Oh, and unless you have a very particular person in mind who you’d prefer be left off the guest list entirely, then let your parents pick their peeps. As long as they keep to their number, what does it matter?
Have a huddle before the save the dates go out
When mom and dad start telling their nearest and dearest about your nuptials, things can go too far too soon. That’s why we suggest having a nice and calm conversation with your parents before they start broadcasting the news of your wedding to everyone they know. Loose lips sink ships? Is that how it goes? Yah, it applies here, too. So, you’ll want to make it clear to them that they can talk about your wedding, when it might be, and where it might be happening, but with the caveat that not everyone is going to be invited. Verbal invites to the vow show won't guarantee that a save the date or invite will be coming, so they should temper who they’re talking to and only tempt the people they know they’ll be extending an invite to with the details. Otherwise, they can deal with the fallout - the disappointment of sharing a little too much with a friend who might be hurt if he/she doesn’t eventually get a bid to the biggest party of the year.

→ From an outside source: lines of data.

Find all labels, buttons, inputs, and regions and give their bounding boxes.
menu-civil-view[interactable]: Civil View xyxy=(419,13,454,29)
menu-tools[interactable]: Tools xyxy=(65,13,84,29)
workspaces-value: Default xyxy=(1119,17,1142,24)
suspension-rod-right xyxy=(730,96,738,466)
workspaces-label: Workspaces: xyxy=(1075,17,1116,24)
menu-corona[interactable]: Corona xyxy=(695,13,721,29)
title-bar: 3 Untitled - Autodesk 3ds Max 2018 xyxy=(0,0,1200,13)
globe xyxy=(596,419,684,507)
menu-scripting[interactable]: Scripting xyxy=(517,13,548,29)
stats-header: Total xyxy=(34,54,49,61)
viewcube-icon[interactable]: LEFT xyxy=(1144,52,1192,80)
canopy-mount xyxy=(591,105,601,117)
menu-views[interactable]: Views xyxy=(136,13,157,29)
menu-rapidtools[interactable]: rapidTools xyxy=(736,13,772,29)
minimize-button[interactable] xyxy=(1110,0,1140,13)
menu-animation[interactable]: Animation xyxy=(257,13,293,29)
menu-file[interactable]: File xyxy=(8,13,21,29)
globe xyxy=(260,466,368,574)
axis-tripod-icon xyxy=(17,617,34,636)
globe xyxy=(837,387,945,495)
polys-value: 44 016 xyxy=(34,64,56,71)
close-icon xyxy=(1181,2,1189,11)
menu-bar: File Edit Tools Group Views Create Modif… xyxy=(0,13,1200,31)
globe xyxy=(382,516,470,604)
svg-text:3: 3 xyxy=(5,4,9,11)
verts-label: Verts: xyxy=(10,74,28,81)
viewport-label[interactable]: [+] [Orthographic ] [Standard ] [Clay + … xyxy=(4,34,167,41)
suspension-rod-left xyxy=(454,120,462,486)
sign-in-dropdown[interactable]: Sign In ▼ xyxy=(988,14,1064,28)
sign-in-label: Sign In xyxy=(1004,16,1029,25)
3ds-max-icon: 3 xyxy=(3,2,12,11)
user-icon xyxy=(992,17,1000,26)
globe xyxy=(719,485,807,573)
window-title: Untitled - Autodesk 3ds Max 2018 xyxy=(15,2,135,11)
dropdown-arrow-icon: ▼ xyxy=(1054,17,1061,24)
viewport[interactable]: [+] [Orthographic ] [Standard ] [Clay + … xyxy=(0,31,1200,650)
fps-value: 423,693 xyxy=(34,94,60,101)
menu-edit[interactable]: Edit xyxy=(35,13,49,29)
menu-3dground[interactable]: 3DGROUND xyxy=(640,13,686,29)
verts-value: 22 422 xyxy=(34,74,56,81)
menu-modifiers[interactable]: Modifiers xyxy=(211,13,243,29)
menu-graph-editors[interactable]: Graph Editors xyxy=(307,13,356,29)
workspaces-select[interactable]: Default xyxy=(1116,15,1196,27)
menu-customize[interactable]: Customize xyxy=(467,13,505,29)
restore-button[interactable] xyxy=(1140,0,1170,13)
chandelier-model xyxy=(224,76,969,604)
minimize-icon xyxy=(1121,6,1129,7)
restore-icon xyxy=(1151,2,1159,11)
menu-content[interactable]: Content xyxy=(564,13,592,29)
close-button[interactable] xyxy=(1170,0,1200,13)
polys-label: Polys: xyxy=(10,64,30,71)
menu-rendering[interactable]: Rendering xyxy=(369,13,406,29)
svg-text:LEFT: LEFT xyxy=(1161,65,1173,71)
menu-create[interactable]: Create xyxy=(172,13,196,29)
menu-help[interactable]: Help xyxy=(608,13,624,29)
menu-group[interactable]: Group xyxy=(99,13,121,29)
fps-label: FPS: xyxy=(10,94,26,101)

Trade friends for friends… when the declines come in
We loved this idea!! One of our own said that when she was planning her own wedding last year, she and her now husband told their parents that extra friends of theirs could come only if some of their own friends had to decline the invitation. Pretty good compromise, right? You’ll just want to be sure your fam doesn’t make any premature promises before those NOs show up in the mailbox - so this tactic is a little trickier. No one wants to be invited to a wedding SUPER last minute just as much as no one wants to send “second string” invites so late in the game, but if missing “A-listers” can make way for priority B-listers (provided they’re never told they wouldn’t be invited), then it’s a great thing.
See if they’d be open to a ‘pay for play’ scenario
Okay, so that might sound a little bold - but you can understand where we’re coming from when we say that if your parents are open and willing to contribute more money towards additional guest list adds (by way of friends who you might be ambivalent about having, but they feel need to be included), then it’s only fair to let them have ‘em. This is actually something that my dad offered for my sister’s wedding last year. He covered a huge portion of both mine and my sister’s weddings, but at the time of my wedding, he was happy and content with everyone he had invited - he didn’t regret leaving anyone out. When it came time for my sister’s wedding, he wanted to invite a large contingent of his first cousins (who he had grown up with and who he considered as much friends as they were family), so he told my sister that he’d be happy to cover the cost of 15 or so more guests. Obvi you don’t want your parents to feel like you’re “charging” them to invite guests to your wedding, but if they do want to go above and beyond the number you’re comfortable with/and have talked about from the beginning, then they could probably get behind this arrangement.
And if worse comes to worst, maybe just institute a no-kids policy… that tends to eliminate a good deal of people from the guest list. As does choosing a band or DJ that you know won’t be all that loved by the older adult crowd. Your parents might not want to subject their more formal friends to excessively loud music that isn’t too much their taste… But those are just some opinions!